Starting in 2008, smaller school districts around the state were required to combine into regional school units (RSUs) or pay a hefty penalty.

==Community school districts==

Community school districts (CSDs) are systems in which two or more cities cooperate to provide education to some or sometimes all grade levels. They include:

- Airline Community School District – Amherst, Aurora, Great Pond, Osborn
- Boothbay-Boothbay Harbor Community School District – Boothbay, Boothbay Harbor
- Deer Isle-Stonington Community School District – Deer Isle, Stonington
- East Range Community School District – Topsfield
- Five Town Community School District – Appleton, Camden, Hope, Lincolnville, Rockport
- Great Salt Bay Community School District – Bremen, Damariscotta, Newcastle
- Moosabec Community School District – Beals, Jonesport
- Mount Desert Community School District – Bar Harbor, Mount Desert, Southwest Harbor, Tremont
- Wells-Ogunquit Community School District – Ogunquit, Wells

==Unions of towns==
In unions of towns, two or more school administrative units share a common superintendent, but are otherwise separate. They include:

- School Union 60 – Beaver Cove, Greenville
- School Union 69 – Appleton, Hope, Lincolnville
- School Union 76 – Brooklin, Deer Isle, Sedgwick, Stonington
- School Union 93 – Blue Hill, Brooksville, Castine, Penobscot, Surry
- School Union 103 – Beals, Jonesport
- School Union 122 – New Sweden, Westmanland, Woodland

===Indian schools===
The three Indian reservation school systems function as a union of towns. A 1988 Maine Legislature document stated that the MIE is "organized exactly as a union of towns".

- Maine Indian Education (MIE) – Indian Island, Indian Township, and Pleasant Point reservations
  - Schools operated: Indian Island School, Indian Township School, Sipayik Elementary School (ex-Beatrice Rafferty School)

==Unorganized territory==

Unorganized townships, also known as unorganized territory, are areas are not in any municipality. The state government is responsible for organizing education and having students assigned to schools. This includes the state directly operating schools in these areas. In 1988, seven schools were in unorganized areas.

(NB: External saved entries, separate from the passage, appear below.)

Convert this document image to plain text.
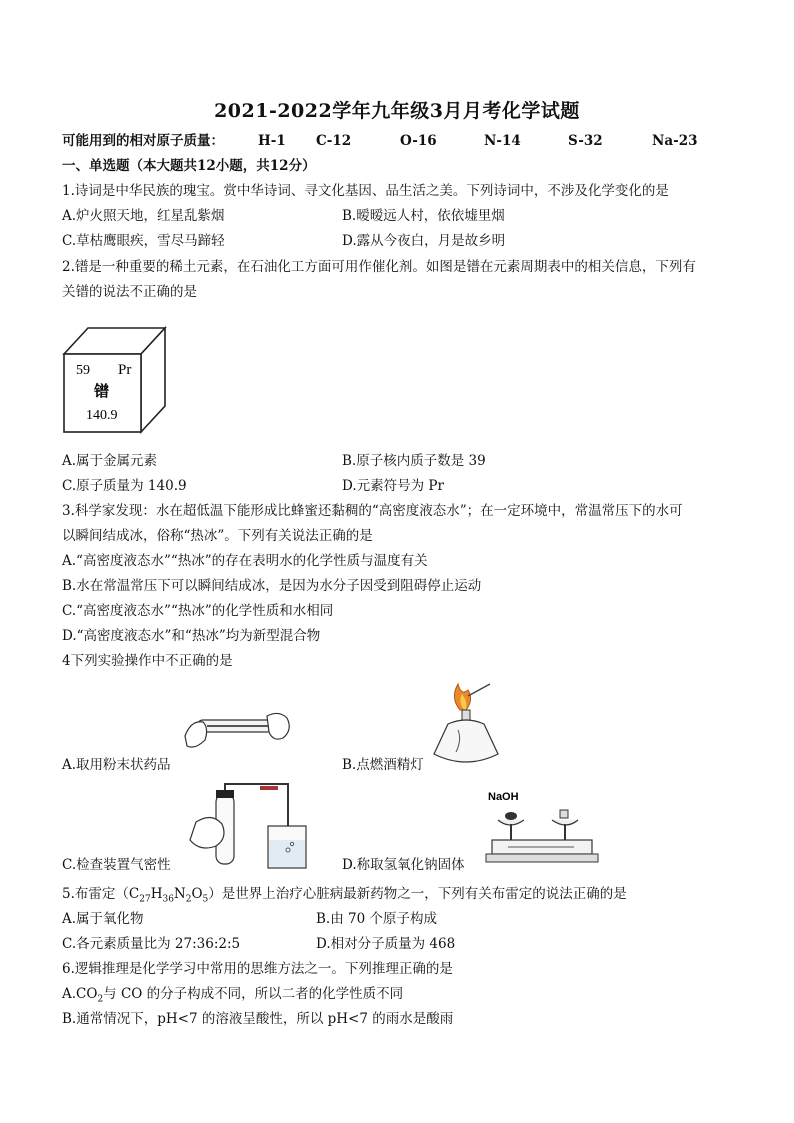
2021-2022学年九年级3月月考化学试题
可能用到的相对原子质量：	H-1 C-12	O-16	N-14	S-32	Na-23
一、单选题（本大题共12小题，共12分）
1.诗词是中华民族的瑰宝。赏中华诗词、寻文化基因、品生活之美。下列诗词中，不涉及化学变化的是
A.炉火照天地，红星乱紫烟	B.暧暧远人村，依依墟里烟
C.草枯鹰眼疾，雪尽马蹄轻	D.露从今夜白，月是故乡明
2.镨是一种重要的稀土元素，在石油化工方面可用作催化剂。如图是镨在元素周期表中的相关信息，下列有
关镨的说法不正确的是
59 Pr
镨
140.9
A.属于金属元素	B.原子核内质子数是 39
C.原子质量为 140.9	D.元素符号为 Pr
3.科学家发现：水在超低温下能形成比蜂蜜还黏稠的“高密度液态水”；在一定环境中，常温常压下的水可
以瞬间结成冰，俗称“热冰”。下列有关说法正确的是
A.“高密度液态水”“热冰”的存在表明水的化学性质与温度有关
B.水在常温常压下可以瞬间结成冰，是因为水分子因受到阻碍停止运动
C.“高密度液态水”“热冰”的化学性质和水相同
D.“高密度液态水”和“热冰”均为新型混合物
4下列实验操作中不正确的是
A.取用粉末状药品	B.点燃酒精灯
C.检查装置气密性
NaOH
D.称取氢氧化钠固体
5.布雷定$(C_{27}H_{36}N_2O_5)$是世界上治疗心脏病最新药物之一，下列有关布雷定的说法正确的是
A.属于氧化物	B.由 70 个原子构成
C.各元素质量比为 27:36:2:5	D.相对分子质量为 468
6.逻辑推理是化学学习中常用的思维方法之一。下列推理正确的是
$A.CO_2$与 CO 的分子构成不同，所以二者的化学性质不同
B.通常情况下，pH<7 的溶液呈酸性，所以 pH<7 的雨水是酸雨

As of 2025, the state-operated schools in unorganized territory are:
- Connor Consolidated School - Connor Township, Aroostook County
- Edmunds Consolidated School - Edmunds Township, Washington County
- Kingman Elementary School - Kingman, Penobscot County

The Maine Department of Education previously operated:
- Benedicta Elementary School in Benedicta Township, Aroostook County
- Brookton Elementary School in Brookton, Washington County - closed in 1995
- Patrick Therriault School in Sinclair Township, Aroostook County
- Rockwood Elementary School in Rockwood Township, Somerset County

As of 1998, these schools did not have their own school boards. In 2003, there were about 1,250 K-12 students in the unorganized territory, with about 1,000 being sent to area schools with tuition money, and about 250 attending schools directly operated by the Maine Department of Education.